Classification with Decision Trees

part of the Data Mining Series by Karen Mazidi

See more at my RPubs site.

A classification tree is a model that predicts the class label of data items. The tree is built by repeatedly dividing the data into groups based on attribute values. The attribute on which to divide is selected by information gain, a statistical technique for determining which attribute split will most cleanly divide the data.

This script explores the C4.5 algorithm and the newer C5.0 algorithm.

C4.5

The C4.5 algorithm, created by Ross Quinlan, implements decision trees. The algorithm starts with all instances in the same group, then repeatedly splits the data based on attributes until each item is classified. To avoid overfitting, sometimes the tree is pruned back. C4.5 attempts this automatically. C4.5 handles both continuous and discrete attributes.

load packages

First we load the RWeka and caret packages.

J48 is an open source Java implementation of the C4.5 algorith available in the Weka package.

The caret package (Classification And REgression Training) is a set of functions that streamline learning by providing functions for data splitting, feature selection, model tuning, and more.

library(RWeka)
library(caret)
## Warning: package 'caret' was built under R version 3.2.5
## Loading required package: lattice
## Loading required package: ggplot2
## Warning: package 'ggplot2' was built under R version 3.2.4

Create the model

First, use caret to create a 10-fold training set. Then train the model. We are using the well-known iris data set here that is automatically included in R.

set.seed(1958)  # set a seed to get replicable results
train <- createFolds(iris$Species, k=10)
C45Fit <- train(Species ~., method="J48", data=iris,
                tuneLength = 5,
                trControl = trainControl(
                  method="cv", indexOut=train))

Look at the model results

The results first describe the data:

Next it tells us that it did 10-fold cross validation.

Finally, we get an accuracy of 0.98, Kappa 0.97. Pretty good!

C45Fit
## C4.5-like Trees 
## 
## 150 samples
##   4 predictor
##   3 classes: 'setosa', 'versicolor', 'virginica' 
## 
## No pre-processing
## Resampling: Cross-Validated (10 fold) 
## Summary of sample sizes: 135, 135, 135, 135, 135, 135, ... 
## Resampling results:
## 
##   Accuracy  Kappa
##   0.96      0.94 
## 
## Tuning parameter 'C' was held constant at a value of 0.25
## 

Look at the model

Looking at the tree we see that it first split on whether or not the petal width was 0.6 or less. Each indentation is the next split in the tree.

C45Fit$finalModel
## J48 pruned tree
## ------------------
## 
## Petal.Width <= 0.6: setosa (50.0)
## Petal.Width > 0.6
## |   Petal.Width <= 1.7
## |   |   Petal.Length <= 4.9: versicolor (48.0/1.0)
## |   |   Petal.Length > 4.9
## |   |   |   Petal.Width <= 1.5: virginica (3.0)
## |   |   |   Petal.Width > 1.5: versicolor (3.0/1.0)
## |   Petal.Width > 1.7: virginica (46.0/1.0)
## 
## Number of Leaves  :  5
## 
## Size of the tree :   9

C5.0

Quinlan made improvements to C4.5 and called it C5.0. The newer algorithm is faster, requires less memory and gets results similar to C4.5 but with smaller decision trees.
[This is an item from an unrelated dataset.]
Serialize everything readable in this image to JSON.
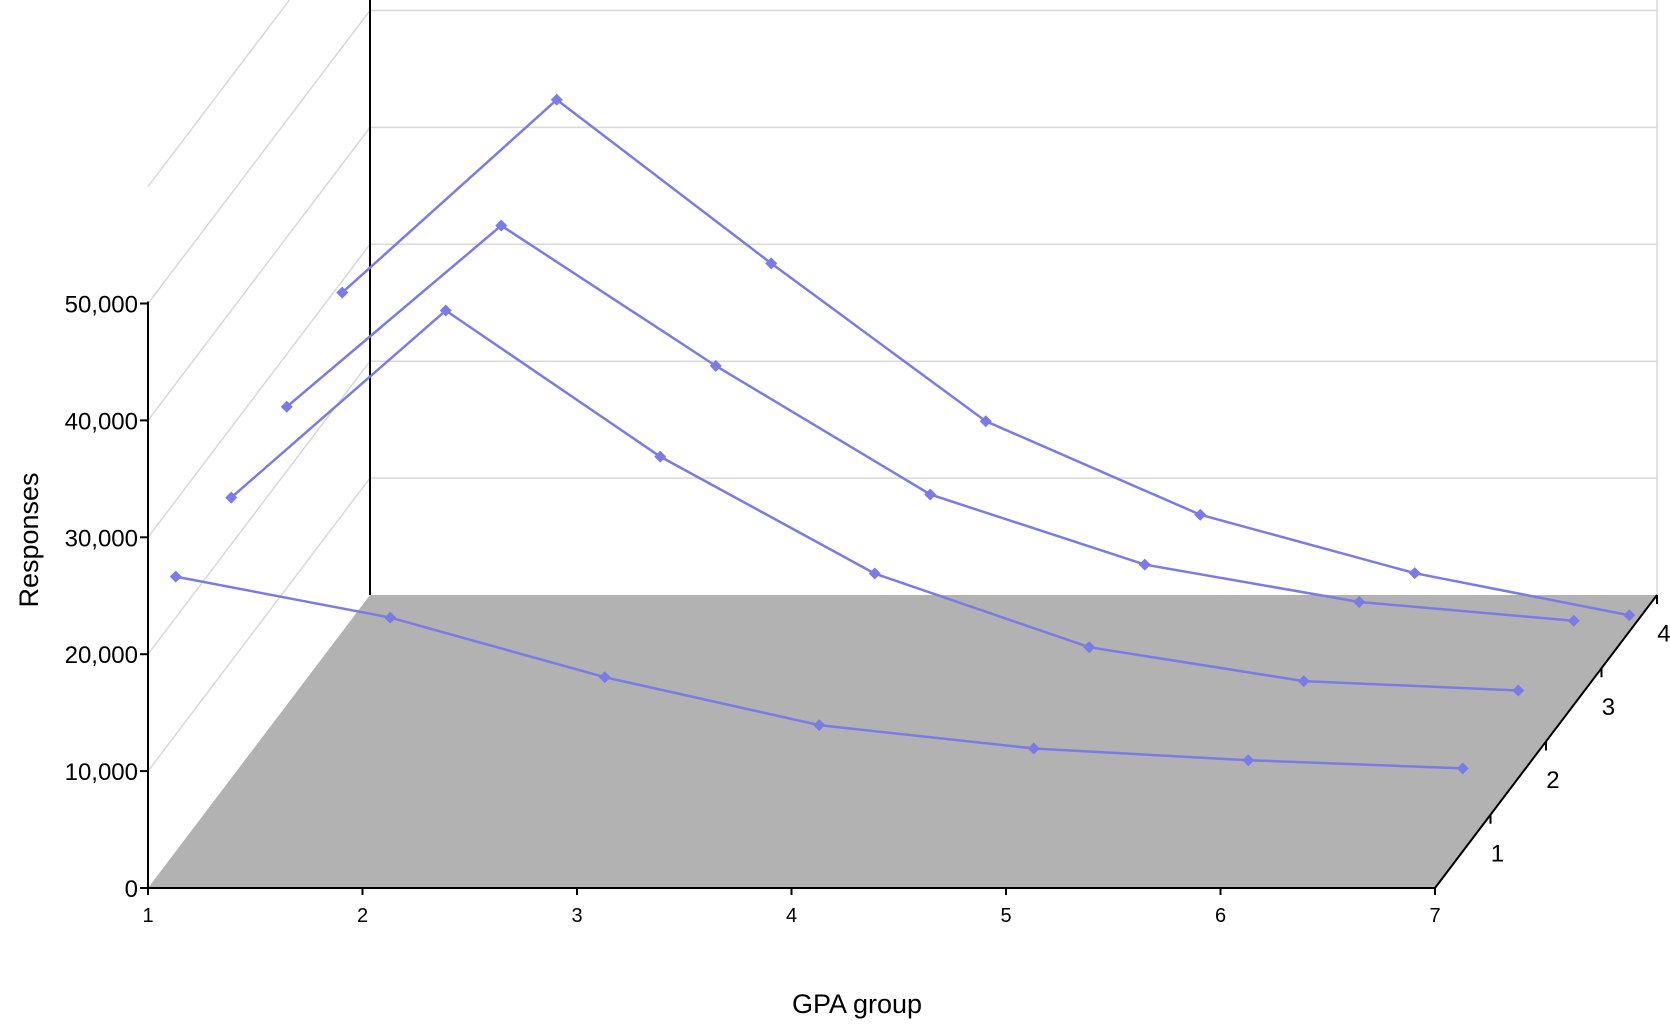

The algorithm is availabe in package C50. The printr package is a companion to knitr.

library(C50)
library(printr)

Split iris data into train and test

train.indices <- sample(1:nrow(iris), 100)
iris.train <- iris[train.indices, ]
iris.test <- iris[-train.indices, ]

Train decision tree

model <- C5.0(Species ~., data=iris.train)

Test

results <- predict(object=model, newdata=iris.test, type="class")

Look at confusion matrix

table(results, iris.test$Species)
results/ setosa versicolor virginica
setosa 19 0 0
versicolor 0 16 1
virginica 0 0 14

Plot the tree

plot(model)

plot of chunk unnamed-chunk-10

Comparing C4.5 and C5.0 results

Comparing the splits between the two algorithms we see that C4.5 made 4 splits and got 96% accuracy whereas C5.0 made only 3 splits and got 98% accuracy.

Note that the seed influenced how the data was split and therefore influenced the result. This is a small data set and therefore more influenced by the test/train split than a larger data set is likely to be.